Она сняла шляпу и положила на колени. Шляпа была старая. Когда-то ее носил мой двоюродный братец Рич. Мой старикан отдал ее Марте Нокс. Как-то утром она подержала ее над кипящим кофейником, расправила и сделала аккуратную вмятину посередине. Шляпа ей шла. В самый раз.
– А теперь послушай, Смельчак, – сказала она. – История хорошая, тебе понравится. Мой отец выращивал рождественские елки. Не так чтобы много. Ровно пятьдесят елок. Десять лет растил. Во дворе перед домом. Всю дорогу подравнивал их кухонными ножницами, и они были красивые, но высотой вот такие.
Марта Нокс вытянула руку и показала, какой высоты были елки. Фута три от земли.
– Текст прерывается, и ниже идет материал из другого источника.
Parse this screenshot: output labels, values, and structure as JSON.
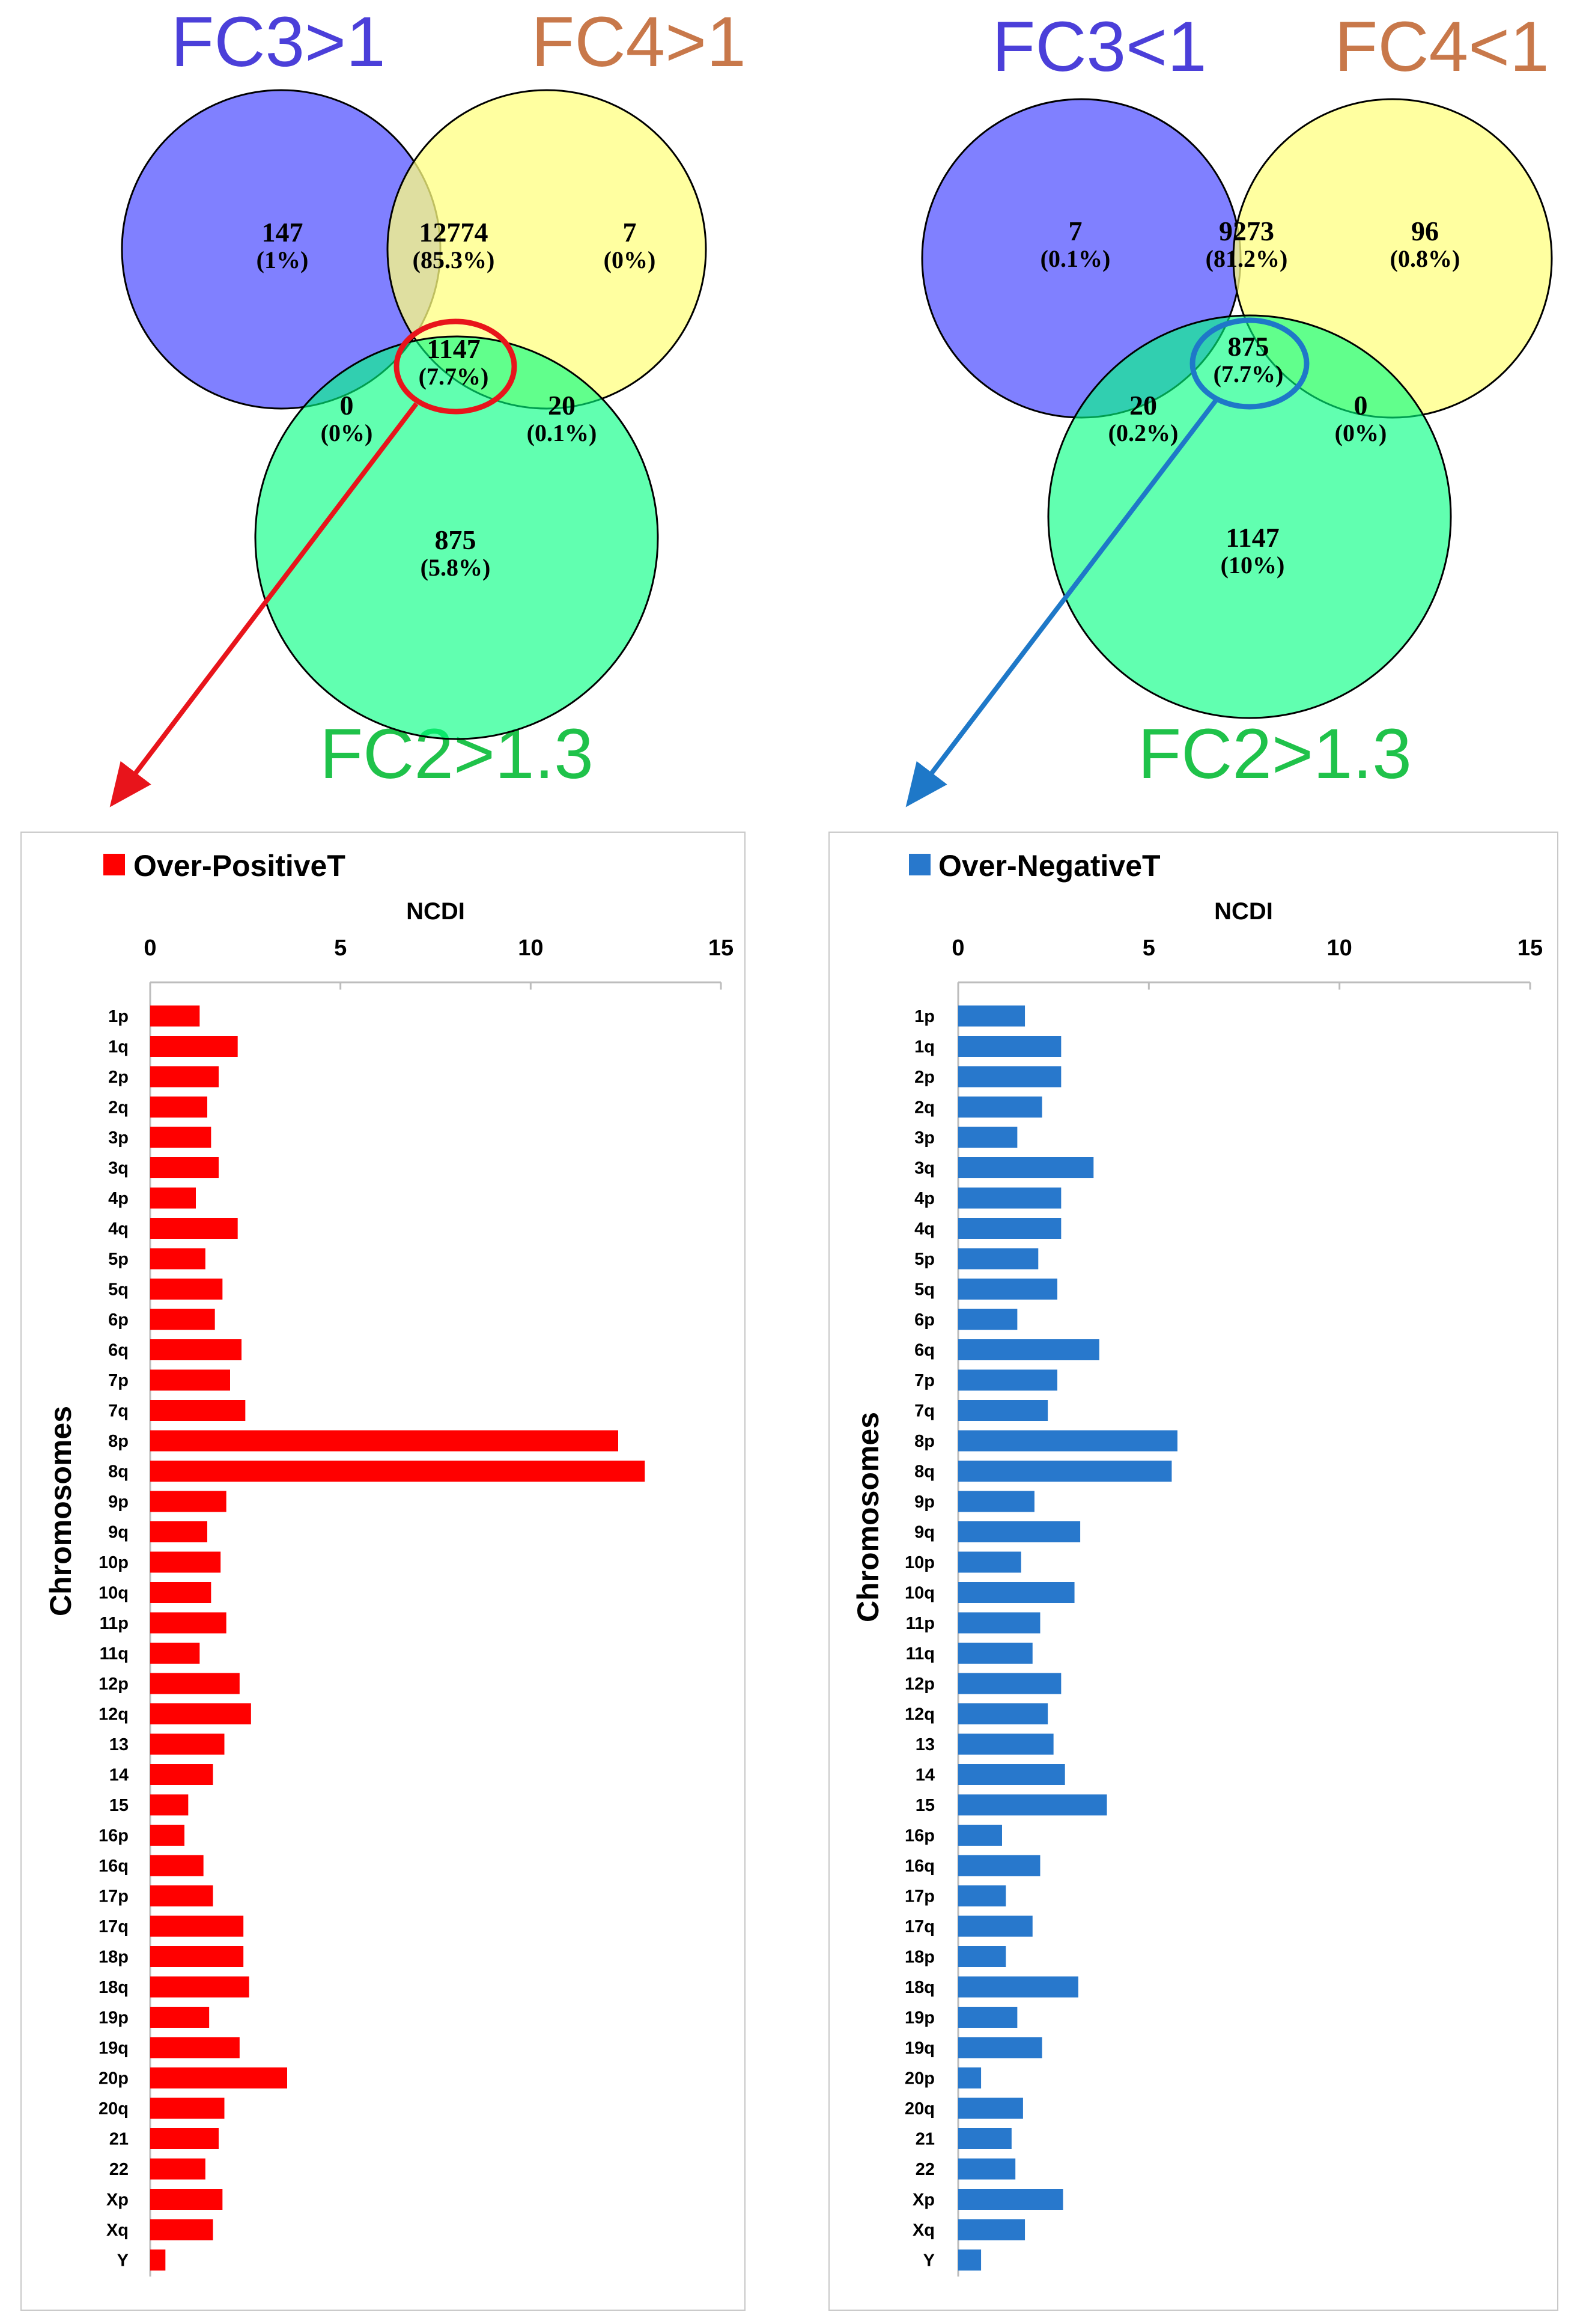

– Но дело в том, что мы жили за городом, – продолжала она. – Там у всех во дворе рос лес. И никто там елок к Рождеству не покупал. Так что бизнес это был хреновый – выращивать пятьдесят елок, хоть самых раскрасивых. Денег на этом там было не сделать. Но отец все-таки упорно растил елки, а мама делала все остальное. – Марта взяла шляпу и снова надела. – В общем, в прошлом декабре отец был готов торговать елками, но никто не пришел покупать, и он жутко удивился и расстроился, потому что елки были такие распрекрасные. И запил. Тогда мы с сестрой спилили, наверное, штук двадцать этих долбаных елок и уложили в машину – у нас машина была здоровая, универсал. Сели, поехали. За час добрались до шоссе и стали останавливать проезжающие машины и раздавать людям елки. Всякий, кто останавливался, получал елку. Это было похоже… Черт. Это было похоже на Рождество.
Марта Нокс порылась в кармане куртки, нашла сигарету и закурила.
– Ну вот, – сказала она. – Вернулись мы домой. А там отец. Агнес он одним ударом с ног сбил, а мне по лицу кулаком как врежет.
– А раньше он тебя бил? – спросил я.
Она покачала головой:
– И больше не ударит.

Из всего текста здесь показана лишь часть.